Bridgeforth was popular with his classmates. He was elected sergeant-at-arms for the sophomore class, participated in the college Shakespeare club, served as president of the YMCA, won second prize in a speech contest, played football, and lectured on the "Agriculture of the South" to the Amherst Grange. In 1898, he appealed to the college trustees seeking a waiver of his tuition and fees, asserting poverty. In 1899, a farm accident with dynamite knocked out five of his teeth. Despite this mishap, he received his Bachelor of Science degree in 1901, becoming the first Black alumnus of the future UMass Amherst.

== Career ==
After graduation, Bridgeforth forged a career as an instructor and administrator at historically Black colleges in the South. He taught briefly at the State Normal School in Atlanta, Georgia, and in 1902 he became a professor of agriculture at the Tuskegee Institute, where he served under principal Booker T. Washington and initially worked as assistant to department chair George Washington Carver, two of the period's most prominent African American figures. In 1906, Bridgeforth was the first operator of the so-called Jesup agricultural wagon, a mobile classroom for educating farmers about agricultural scientific techniques.

A "big, energetic, blustery man with a flair and a taste for administrative power," Bridgeforth openly disdained Carver's abilities. Disputes between the men grew bitter and personal. In 1904, Washington threatened to split the agriculture department, relegating Carver to oversee the experiment station and agricultural instruction and promoting Bridgeforth to director of agricultural industries. Carver blocked this move by threatening to resign, but Washington implemented the reorganization four years later.

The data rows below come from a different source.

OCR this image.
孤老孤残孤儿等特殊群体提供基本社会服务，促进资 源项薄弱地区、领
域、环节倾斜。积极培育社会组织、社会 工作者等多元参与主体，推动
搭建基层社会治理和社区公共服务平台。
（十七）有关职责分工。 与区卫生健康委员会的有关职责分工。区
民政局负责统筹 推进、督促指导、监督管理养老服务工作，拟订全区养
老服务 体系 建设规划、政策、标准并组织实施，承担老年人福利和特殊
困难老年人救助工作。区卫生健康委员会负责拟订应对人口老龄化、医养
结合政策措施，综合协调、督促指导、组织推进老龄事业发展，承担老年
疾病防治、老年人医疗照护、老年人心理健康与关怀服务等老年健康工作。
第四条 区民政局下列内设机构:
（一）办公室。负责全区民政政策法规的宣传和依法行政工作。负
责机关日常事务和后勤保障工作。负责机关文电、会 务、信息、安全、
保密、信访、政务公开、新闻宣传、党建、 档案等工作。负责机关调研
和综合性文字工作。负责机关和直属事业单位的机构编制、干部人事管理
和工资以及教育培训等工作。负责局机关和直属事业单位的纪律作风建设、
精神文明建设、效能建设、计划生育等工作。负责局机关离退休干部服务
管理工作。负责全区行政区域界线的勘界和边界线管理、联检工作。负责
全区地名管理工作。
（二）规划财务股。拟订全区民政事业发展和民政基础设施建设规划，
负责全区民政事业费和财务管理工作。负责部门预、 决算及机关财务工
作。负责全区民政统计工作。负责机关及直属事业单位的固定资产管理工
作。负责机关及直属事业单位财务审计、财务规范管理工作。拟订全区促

The feud between Carver and Bridgeforth intensified to the point that Washington had to separate them at work, with Bridgeforth continuing to oversee agricultural education and operations while Carver oversaw the research enterprise. Washington died in 1915, and within three years, Bridgeforth had resigned to work as a county demonstration agent. In May 1918, he accepted a position as principal and president of the Kansas Industrial and Educational Institute, a small state vocational school with around 150 students and 20 teachers operating in Topeka, Kansas, since 1895. As president, Bridgeforth established a hospital and nursing education program at the school.

By 1923, Bridgeforth had returned home to Athens, Alabama, where he raised dairy cattle, sold real estate, and taught at the Tennessee Agricultural and Industrial College and Trinity School, which he attended in his youth. Committed to Black landownership as a means of self-improvement, Bridgeforth had become the largest Black landowner in Limestone County. In 1910, he co-founded the Southern Small Farm Land Company, which formed the basis for Beulahland, a cooperative Black farming community in northern Alabama. Bridgeforth donated the land for Beulahland's church and school.

== Farming legacy ==
As of 2019, Bridgeforth's two grandsons and three great-grandsons owned over 3,000 acres of Limestone County farmland and farmed an additional 7,000 acres, raising soybeans, cotton, corn, and other crops. Bridgeforth Farms is the largest Black-owned farm in Alabama. Cotton grown there was used to make Black History Month t-shirts sold at Target in 2022. Bridgeforth Farm has supplied cotton directly to Victoria's Secret since late 2023.

== Personal life ==
Bridgeforth married Datie Miller (1880–1971) of Athens, Alabama, on June 15, 1905. The couple had one son and three daughters, including Elna Spaulding, who served on the North Carolina Durham County Board of Commissioners from 1974 to 1984.

Bridgeforth died on January 30, 1955, at the age of 81 in Limestone County, Alabama.